Journalists reported they were ordered out of the devastated eastern Libyan city of Derna on Tuesday, the day after protesters torched the home of the ousted mayor in fury over the authorities' failure to protect the city from floods.

Officials in the administration that runs the east denied they were forcing reporters out of the city. Essam Abu Zriba, interior minister in the eastern administration, told Arab TV channel al Hadath that journalists and aid workers were operating normally.

Arab broadcaster Al Hurra reported that the authorities had asked all journalists to depart as soon as possible. An Al Jazeera correspondent reporting from the city said he had been told to leave.

Hichem Abu Chkiouat, minister of civil aviation in the administration that runs eastern Libya, told Reuters by phone that some journalists had been told to move, in a step unrelated to the protests there overnight.

"It is an attempt to create better conditions for the rescue teams to carry out the work more smoothly and effectively," he said. "The large number of journalists has become an impediment to the work of rescue teams."

He later said reporters were not being told to leave Derna altogether, only to leave areas where their presence might hinder rescue operations.

People gather for a demonstration outside the surv
People gather for a demonstration outside the surviving Al-Sahaba mosque in Derna on 18 September 2023. (Photo by Hussam AHMED / AFP)

Monday's mass demonstration was the first reported in the city since it was hit by the worst natural disaster in Libya's history a week earlier. Communications links to the city, which had functioned despite the flood, were shut down on Tuesday morning. Thousands of people were confirmed killed and thousands more are still missing from the 10 September flood, when dams burst above Derna in a storm, unleashing a torrent of water that swept away the centre of the city.

On Monday demonstrators crowded into the square in front of Derna's landmark gold-domed Sahaba mosque chanting slogans.
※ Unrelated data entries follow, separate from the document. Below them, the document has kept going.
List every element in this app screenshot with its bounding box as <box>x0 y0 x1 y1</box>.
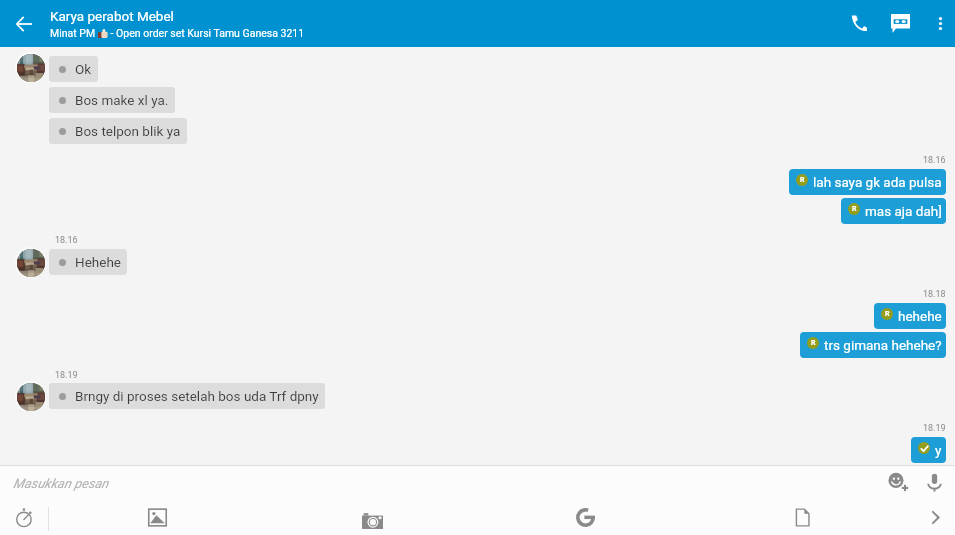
staticText: 18.16 <box>923 155 946 166</box>
staticText: Brngy di proses setelah bos uda Trf dpny <box>75 388 319 404</box>
button[interactable]: More <box>918 500 952 534</box>
button[interactable]: Back <box>8 8 40 40</box>
button[interactable]: Camera <box>355 503 389 535</box>
button[interactable]: More options <box>924 7 955 39</box>
button[interactable]: Bos make xl ya. <box>49 87 175 113</box>
button[interactable]: Contact avatar <box>15 52 46 83</box>
button[interactable]: Contact avatar <box>15 381 46 412</box>
button[interactable]: Timed message <box>7 500 41 534</box>
staticText: lah saya gk ada pulsa <box>813 174 942 190</box>
staticText: hehehe <box>898 308 942 324</box>
button[interactable]: Brngy di proses setelah bos uda Trf dpny <box>49 383 325 409</box>
button[interactable]: Google search <box>568 500 602 534</box>
button[interactable]: R <box>841 198 946 224</box>
button[interactable]: Private chat <box>884 7 916 39</box>
staticText: Karya perabot Mebel <box>50 8 174 24</box>
button[interactable]: Bos telpon blik ya <box>49 118 187 144</box>
staticText: Minat PM <box>50 27 98 39</box>
staticText: R <box>852 205 857 213</box>
button[interactable]: Contact avatar <box>15 247 46 278</box>
button[interactable]: Voice message <box>920 468 949 497</box>
button[interactable]: Hehehe <box>49 249 127 275</box>
staticText: R <box>885 310 890 318</box>
button[interactable]: R <box>800 332 946 358</box>
staticText: trs gimana hehehe? <box>824 337 942 353</box>
button[interactable]: R <box>874 303 946 329</box>
staticText: y <box>935 442 942 458</box>
staticText: 18.19 <box>55 370 78 381</box>
staticText: 18.18 <box>923 289 946 300</box>
button[interactable]: Add emoticon <box>884 468 913 497</box>
button[interactable]: Ok <box>49 56 98 82</box>
staticText: mas aja dah] <box>865 203 942 219</box>
staticText: Bos make xl ya. <box>75 92 169 108</box>
button[interactable]: Masukkan pesan <box>0 466 880 496</box>
staticText: Masukkan pesan <box>13 476 109 491</box>
button[interactable]: Call <box>843 7 875 39</box>
staticText: R <box>800 176 805 184</box>
staticText: 18.19 <box>923 423 946 434</box>
staticText: R <box>811 339 816 347</box>
button[interactable]: Send picture <box>140 500 174 534</box>
staticText: 18.16 <box>55 235 78 246</box>
button[interactable]: R <box>789 169 946 195</box>
button[interactable]: Send file <box>785 500 819 534</box>
staticText: - Open order set Kursi Tamu Ganesa 3211 <box>108 27 305 39</box>
staticText: Bos telpon blik ya <box>75 123 181 139</box>
staticText: Ok <box>75 61 92 77</box>
staticText: Hehehe <box>75 254 121 270</box>
button[interactable]: y <box>911 437 946 463</box>
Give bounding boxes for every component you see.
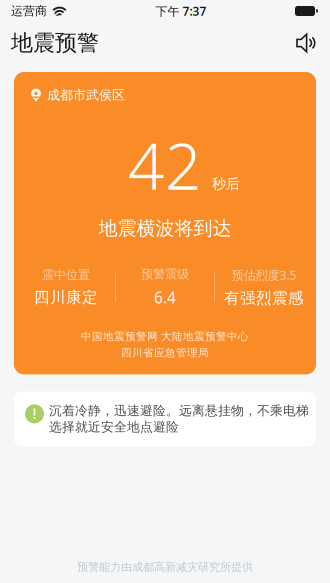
staticText: 预警能力由成都高新减灾研究所提供 <box>77 560 253 574</box>
staticText: 中国地震预警网 大陆地震预警中心 <box>81 330 249 343</box>
staticText: 四川康定 <box>34 288 98 307</box>
staticText: 沉着冷静，迅速避险。远离悬挂物，不乘电梯选择就近安全地点避险 <box>49 402 309 435</box>
staticText: 有强烈震感 <box>224 288 304 308</box>
staticText: 地震预警 <box>11 29 99 57</box>
staticText: 预警震级 <box>141 266 189 282</box>
staticText: 下午 7:37 <box>156 3 206 19</box>
staticText: 42 <box>128 121 202 209</box>
staticText: 运营商 <box>11 3 47 18</box>
staticText: 震中位置 <box>42 267 90 283</box>
staticText: 成都市武侯区 <box>47 87 125 103</box>
button[interactable]: 提示音 <box>292 27 319 59</box>
staticText: 地震横波将到达 <box>98 216 232 240</box>
staticText: 秒后 <box>212 175 240 193</box>
staticText: 四川省应急管理局 <box>121 346 209 359</box>
staticText: 预估烈度3.5 <box>232 267 296 283</box>
staticText: 6.4 <box>154 287 176 308</box>
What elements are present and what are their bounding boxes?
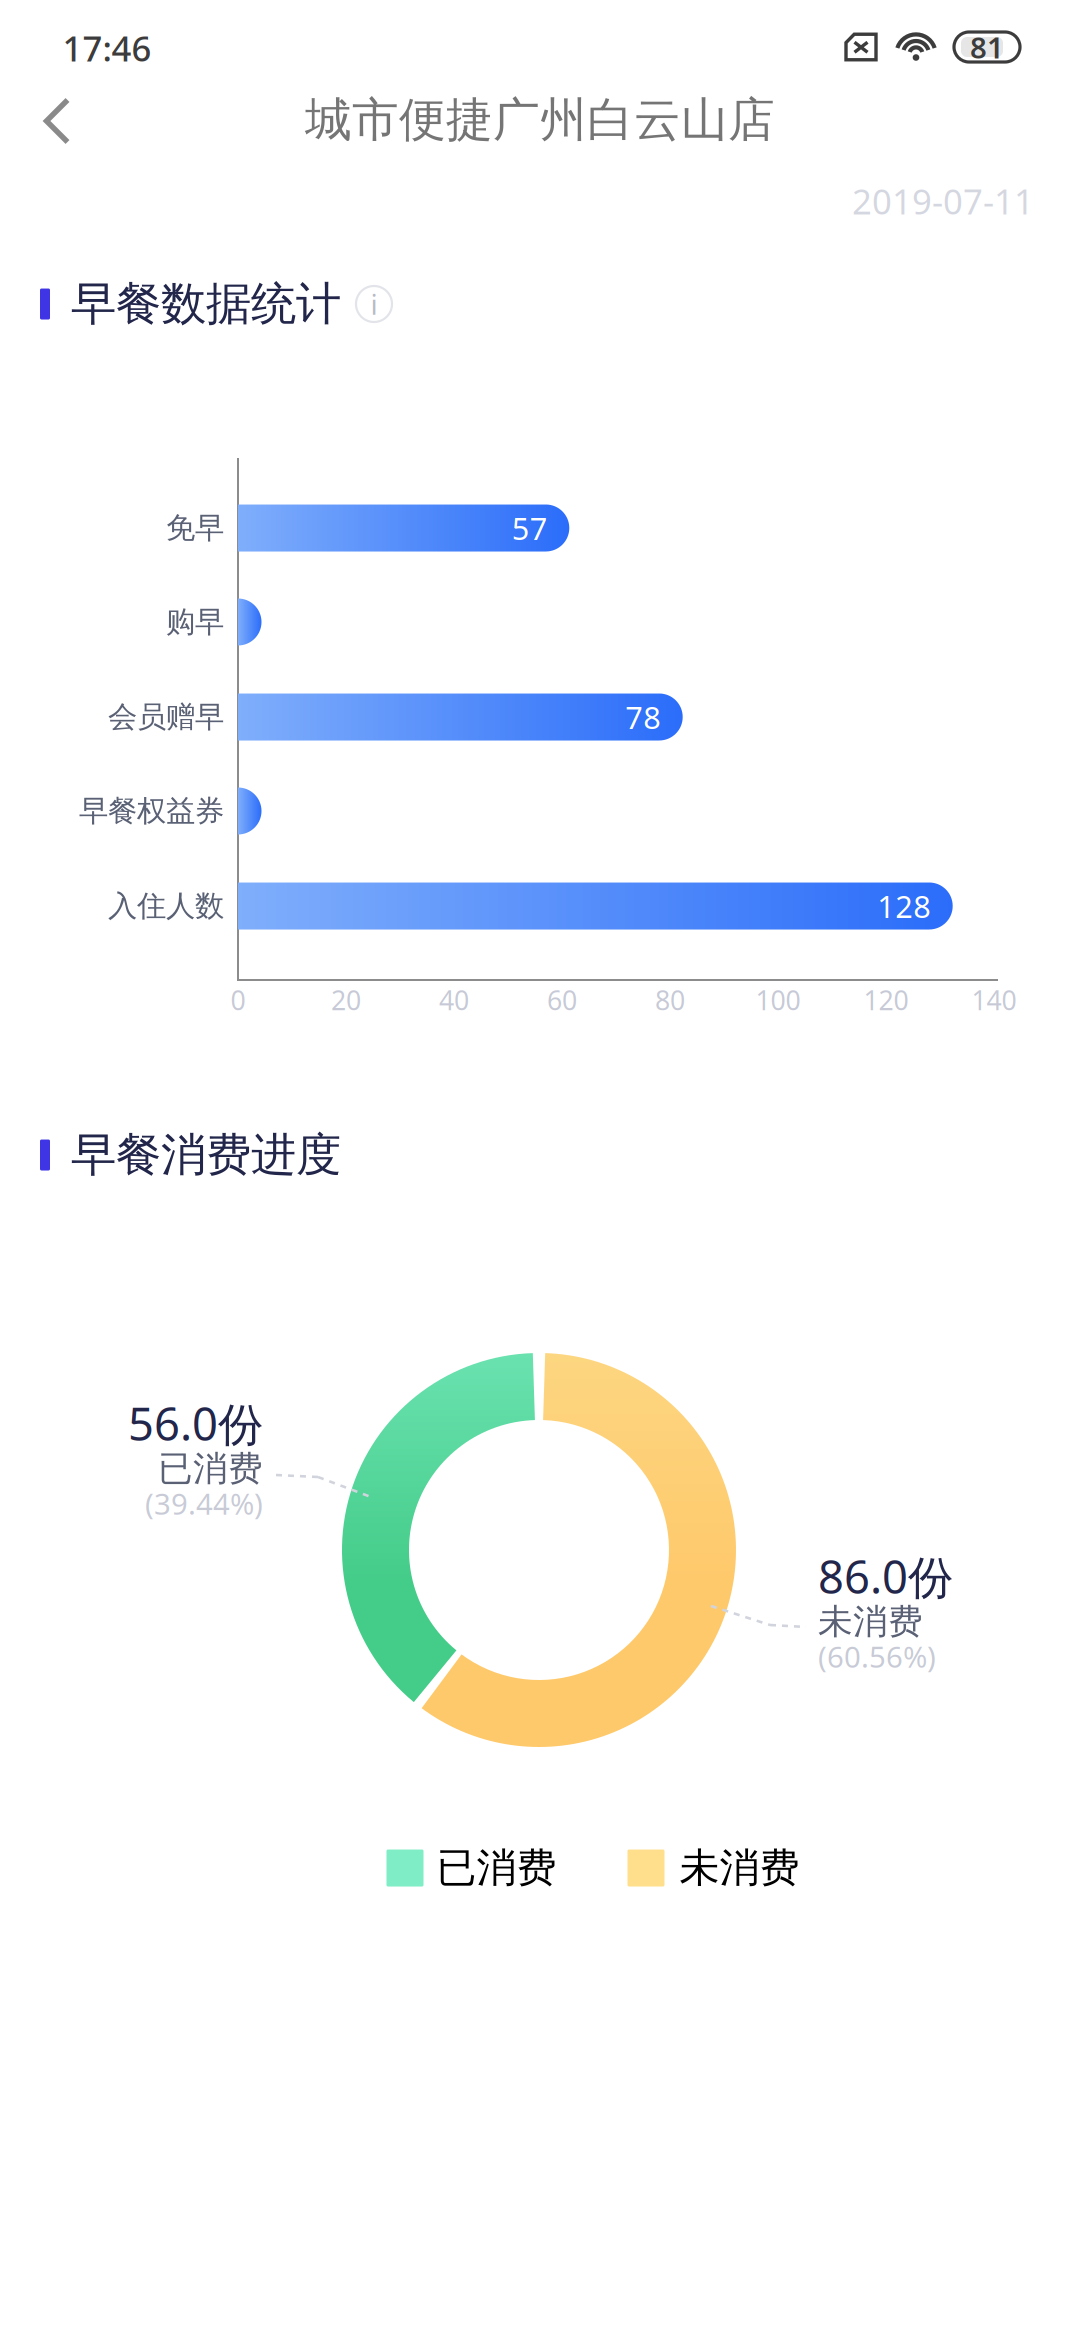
staticText: i [370,285,378,323]
staticText: 早餐权益券 [79,793,224,829]
staticText: 17:46 [62,25,152,71]
staticText: 86.0份 [818,1546,953,1606]
staticText: 56.0份 [128,1393,263,1453]
staticText: 会员赠早 [108,699,224,735]
staticText: 已消费 [158,1447,263,1490]
staticText: 57 [512,508,548,548]
staticText: 80 [655,982,685,1018]
staticText: (60.56%) [818,1637,936,1676]
staticText: 81 [970,28,1004,66]
staticText: 20 [331,982,361,1018]
staticText: 78 [625,697,661,737]
staticText: 2019-07-11 [852,178,1034,224]
staticText: 128 [877,886,931,926]
staticText: 40 [439,982,469,1018]
staticText: 早餐数据统计 [71,276,341,332]
staticText: 城市便捷广州白云山店 [305,91,775,149]
staticText: 120 [864,982,908,1018]
staticText: 已消费 [436,1843,556,1892]
staticText: 0 [230,982,246,1018]
staticText: 早餐消费进度 [71,1127,341,1183]
button[interactable]: 早餐数据统计说明 [341,281,392,327]
button[interactable]: 返回 [14,71,100,171]
staticText: 未消费 [680,1843,800,1892]
staticText: 100 [756,982,800,1018]
staticText: 免早 [166,510,224,546]
staticText: 未消费 [818,1600,923,1643]
staticText: 购早 [166,604,224,640]
staticText: 60 [547,982,577,1018]
staticText: (39.44%) [145,1484,263,1523]
staticText: 140 [972,982,1016,1018]
staticText: 入住人数 [108,888,224,924]
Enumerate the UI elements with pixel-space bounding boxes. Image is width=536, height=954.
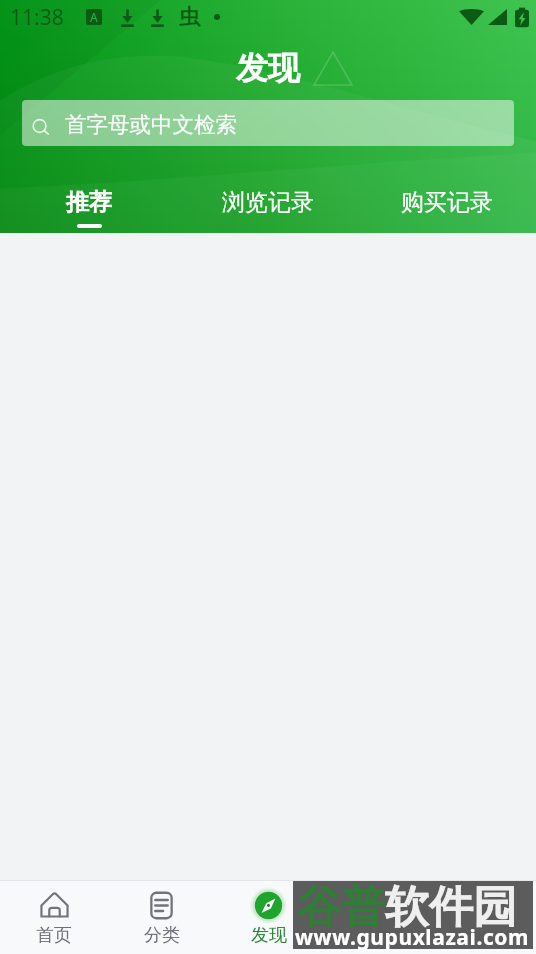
- staticText: 11:38: [10, 3, 64, 32]
- button[interactable]: 发现: [215, 889, 322, 947]
- button[interactable]: 浏览记录: [178, 188, 357, 224]
- staticText: 购物车: [349, 924, 403, 947]
- button[interactable]: 分类: [108, 889, 215, 947]
- button[interactable]: 首页: [0, 889, 108, 947]
- staticText: 首页: [36, 924, 72, 947]
- staticText: 购买记录: [401, 188, 493, 217]
- button[interactable]: 购买记录: [357, 188, 536, 224]
- staticText: 虫: [179, 4, 200, 30]
- staticText: 发现: [236, 48, 300, 88]
- button[interactable]: 推荐: [0, 188, 178, 228]
- staticText: 浏览记录: [222, 188, 314, 217]
- button[interactable]: 购物车: [322, 889, 429, 947]
- staticText: 发现: [251, 924, 287, 947]
- staticText: 首字母或中文检索: [65, 111, 237, 138]
- staticText: 软件园: [385, 881, 517, 935]
- staticText: A: [90, 9, 98, 25]
- staticText: 我的: [465, 924, 501, 947]
- staticText: 分类: [144, 924, 180, 947]
- button[interactable]: 我的: [429, 889, 536, 947]
- staticText: www.gupuxlazai.com: [295, 923, 530, 949]
- staticText: 推荐: [66, 188, 112, 217]
- button[interactable]: 首字母或中文检索: [22, 100, 514, 146]
- staticText: 谷普: [297, 881, 385, 935]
Some waved flags from atop the mosque's roof. Later in the evening, they torched the house of Mayor Abdulmenam al-Ghaithi, his office manager told Reuters.

The government administering eastern Libya said Ghaithi had been suspended as mayor and all members of the Derna city council had been dismissed from their posts and referred to investigators.

A week after the disaster, swathes of Derna remain a muddy ruin, roamed by stray dogs, with families still searching for missing bodies in the rubble.

Angry residents say the disaster could have been prevented. Officials acknowledge that a contract to repair the dams after 2007 was never completed, blaming insecurity in the area.

Libya has been a failed state for more than a decade, with no government exercising nationwide authority since Muammar Gaddafi was toppled in 2011. Derna has been controlled since 2019 by the Libyan National Army which holds sway in the east. For several years before that it was in the hands of militant groups, including local branches of Islamic State and al Qaeda.

The demonstrators denounced the eastern-based parliament speaker Aguila Saleh, who has called the flood a natural catastrophe that could not be avoided.

"Aguila we don't want you! All Libyans are brothers!" protesters chanted.

Mansour, a student taking part in the protest, said he wanted an urgent investigation into the collapse of the dams, which "made us lose thousands of our beloved people".

Taha Miftah, 39, said the protest was a message that "the governments have failed to manage the crisis", and that the parliament was especially to blame.

The full scale of the death toll has yet to emerge, with thousands of people still missing. Officials have given widely varying death tolls. The World Health Organisation has confirmed 3 922 deaths.